CME Basis Remains Positive: Indicating a Gradual Release, Not Collapse
The CME futures yield curve reflects market sentiment toward leveraged long exposure on Bitcoin. The basis metric—measuring the premium of long-term contracts over the spot price—has compressed significantly since the beginning of this year, following historical patterns seen before bearish phases in 2019 and 2022. However, this downward momentum has not yet entered backwardation territory, where the yield curve turns negative.
It’s important to understand: a still-positive curve slope indicates that demand for long-term leverage is decreasing but has not yet reached outright rejection. Market participants are increasingly reluctant to pay premiums for high-risk Bitcoin exposure, signaling a shift from bullish to neutral or mildly bearish sentiment. Long-term contracts are still trading at a premium over short-term futures and spot, but the spread is narrowing.
The practical implication is straightforward: price increases may face significant resistance until a clearer cycle bottom forms. History shows that cyclical bottoms only occur when the curve enters backwardation, triggering acute deleveraging and massive liquidations. Currently, Bitcoin still has room for further price adjustments.

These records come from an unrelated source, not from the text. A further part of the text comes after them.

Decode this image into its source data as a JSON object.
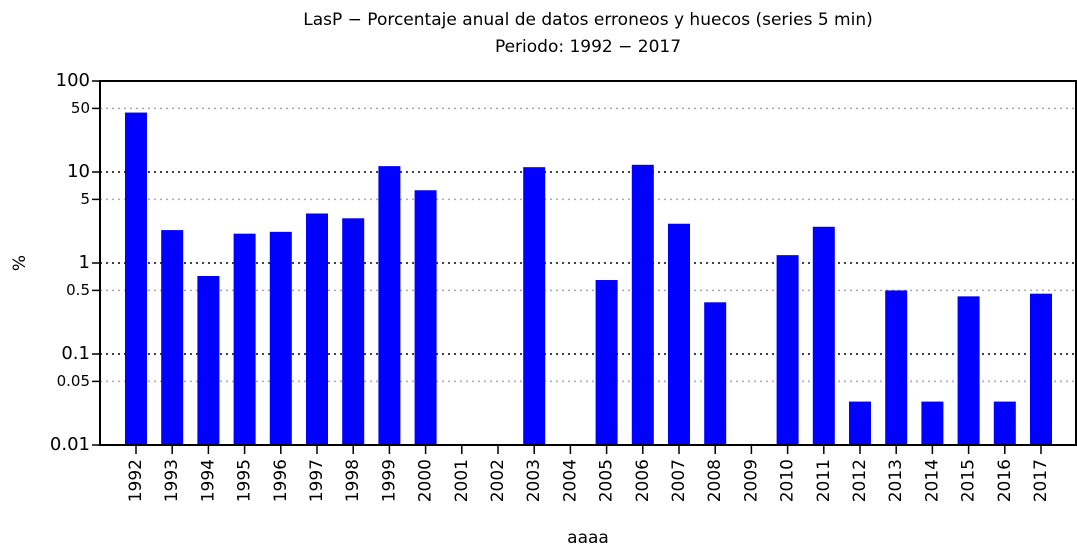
{
  "chart_data": {
    "type": "bar",
    "title": "LasP − Porcentaje anual de datos erroneos y huecos (series 5 min)",
    "subtitle": "Periodo: 1992 − 2017",
    "x_label": "aaaa",
    "y_label": "%",
    "categories": [
      "1992",
      "1993",
      "1994",
      "1995",
      "1996",
      "1997",
      "1998",
      "1999",
      "2000",
      "2001",
      "2002",
      "2003",
      "2004",
      "2005",
      "2006",
      "2007",
      "2008",
      "2009",
      "2010",
      "2011",
      "2012",
      "2013",
      "2014",
      "2015",
      "2016",
      "2017"
    ],
    "values": [
      45,
      2.3,
      0.72,
      2.1,
      2.2,
      3.5,
      3.1,
      11.6,
      6.3,
      null,
      null,
      11.3,
      null,
      0.65,
      12,
      2.7,
      0.37,
      null,
      1.22,
      2.5,
      0.03,
      0.5,
      0.03,
      0.43,
      0.03,
      0.46
    ],
    "color": "#0000ff",
    "log_scale": true,
    "ylim": [
      0.01,
      100
    ],
    "yticks": [
      0.01,
      0.05,
      0.1,
      0.5,
      1,
      5,
      10,
      50,
      100
    ],
    "grid": true
  }
}
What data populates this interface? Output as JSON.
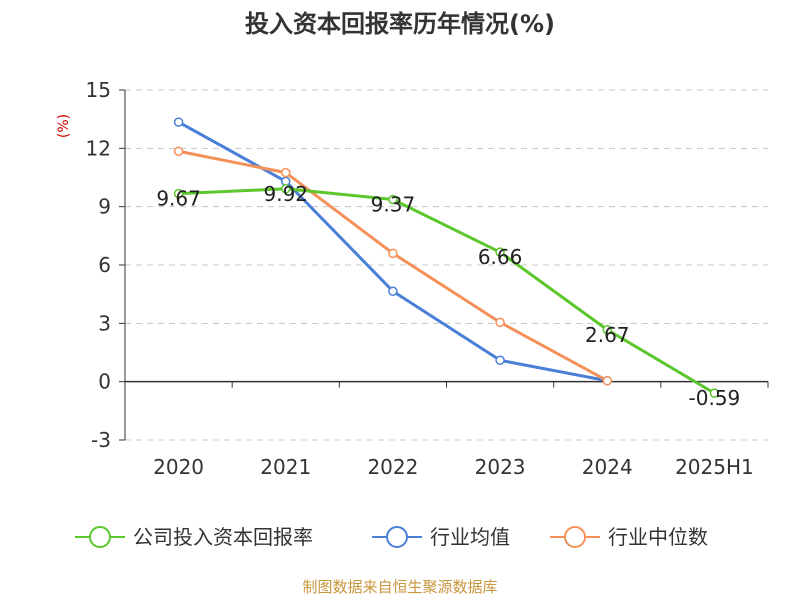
{
  "chart_data": {
    "type": "line",
    "title": "投入资本回报率历年情况(%)",
    "ylabel": "(%)",
    "xlabel": "",
    "categories": [
      "2020",
      "2021",
      "2022",
      "2023",
      "2024",
      "2025H1"
    ],
    "ylim": [
      -3,
      15
    ],
    "yticks": [
      -3,
      0,
      3,
      6,
      9,
      12,
      15
    ],
    "grid": true,
    "legend_position": "bottom",
    "series": [
      {
        "name": "公司投入资本回报率",
        "color": "#5cc62d",
        "values": [
          9.67,
          9.92,
          9.37,
          6.66,
          2.67,
          -0.59
        ],
        "labels": [
          "9.67",
          "9.92",
          "9.37",
          "6.66",
          "2.67",
          "-0.59"
        ]
      },
      {
        "name": "行业均值",
        "color": "#4a7fd8",
        "values": [
          13.35,
          10.3,
          4.65,
          1.1,
          0.05,
          null
        ]
      },
      {
        "name": "行业中位数",
        "color": "#f39159",
        "values": [
          11.85,
          10.75,
          6.6,
          3.05,
          0.05,
          null
        ]
      }
    ]
  },
  "source": "制图数据来自恒生聚源数据库"
}
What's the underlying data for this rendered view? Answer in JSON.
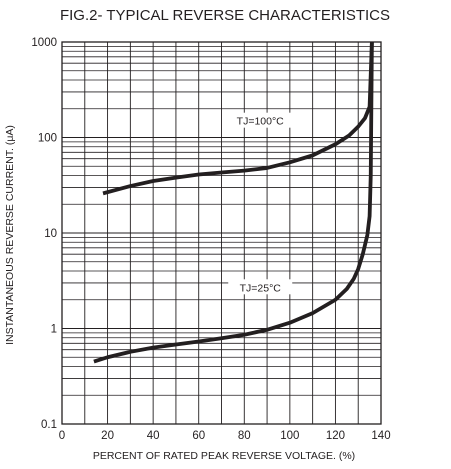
{
  "chart_data": {
    "type": "line",
    "title": "FIG.2- TYPICAL REVERSE CHARACTERISTICS",
    "xlabel": "PERCENT OF RATED PEAK REVERSE VOLTAGE. (%)",
    "ylabel": "INSTANTANEOUS REVERSE CURRENT. (μA)",
    "xlim": [
      0,
      140
    ],
    "ylim": [
      0.1,
      1000
    ],
    "yscale": "log",
    "x_ticks": [
      "0",
      "20",
      "40",
      "60",
      "80",
      "100",
      "120",
      "140"
    ],
    "y_ticks": [
      "0.1",
      "1",
      "10",
      "100",
      "1000"
    ],
    "grid": true,
    "series": [
      {
        "name": "TJ=100°C",
        "x": [
          18,
          30,
          40,
          50,
          60,
          70,
          80,
          90,
          100,
          110,
          120,
          126,
          130,
          133,
          135,
          136
        ],
        "y": [
          26,
          31,
          35,
          38,
          41,
          43,
          45,
          48,
          55,
          65,
          85,
          105,
          130,
          160,
          210,
          1000
        ]
      },
      {
        "name": "TJ=25°C",
        "x": [
          14,
          20,
          30,
          40,
          50,
          60,
          70,
          80,
          90,
          100,
          110,
          120,
          125,
          128,
          130,
          132,
          134,
          135,
          135.5,
          136
        ],
        "y": [
          0.45,
          0.5,
          0.57,
          0.63,
          0.68,
          0.73,
          0.79,
          0.86,
          0.97,
          1.15,
          1.45,
          2.0,
          2.6,
          3.3,
          4.2,
          6,
          9.5,
          15,
          40,
          1000
        ]
      }
    ],
    "annotations": [
      {
        "text": "TJ=100°C"
      },
      {
        "text": "TJ=25°C"
      }
    ]
  }
}
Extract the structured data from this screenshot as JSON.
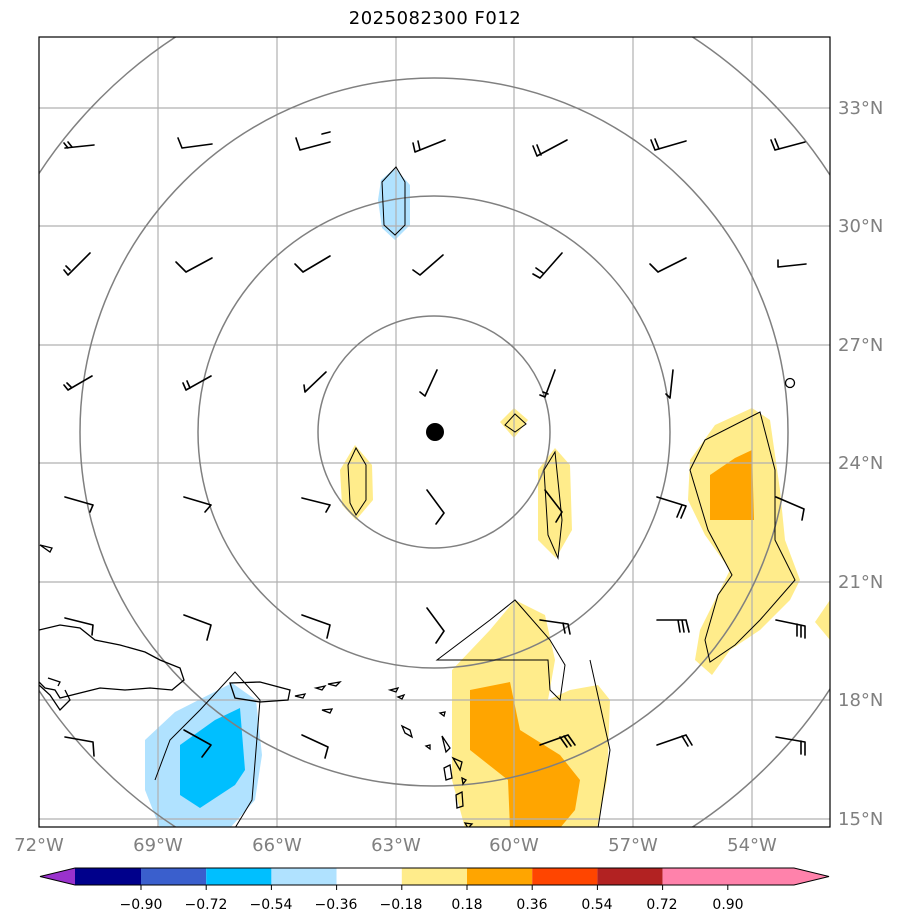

Open Interest Plummets: Similar Pattern to 2022 Bear Market
Concrete evidence that the market is undergoing a measured cleanup of risky positions—rather than sudden capitulation pressure—is seen in the sharp drop in CME Bitcoin futures open interest. This metric represents the total active open positions in futures contracts that have not yet been closed.
According to CryptoQuant data, CME Bitcoin futures open interest has fallen by 47% from its recent peak, reflecting a significant unwinding by overleveraged speculators. This decline pattern closely resembles the 45% drop during the 2022 bearish phase, indicating consistent market mechanics. The difference lies in the pace: current declines are more gradual, not a single crash wave.
The combination of decreasing open interest and a narrowing but still positive basis curve reveals a cycle of gradual leverage de-risking. Liquidations continue, speculative demand wanes, and hedging activity drops sharply. All these signs confirm the market is in mid-cycle consolidation, not in final capitulation.
Is the Cyclical Bottom Near?
When combining these two main signals—compression of the basis curve remaining positive and declining open interest—the picture that emerges is of a market undergoing a gradual adjustment. This phase resembles a “cyclic reset” rather than a “structural collapse.”
Data suggests that reaching the true cycle bottom still requires more pronounced bearish momentum. Historically, the cycle bottom criteria include a fully negative (backwardated) yield curve, extremely low open interest, and capitulation signals from other chain metrics. Currently, only some of these conditions are met.
The implication is clear: volatility may still continue, and investors should be prepared for scenarios where price adjustments persist before a recovery momentum reemerges. However, the gradual nature of this deleveraging also opens the possibility that the cycle bottom could form within the near term, making this phase a key opportunity in Bitcoin’s market cycle.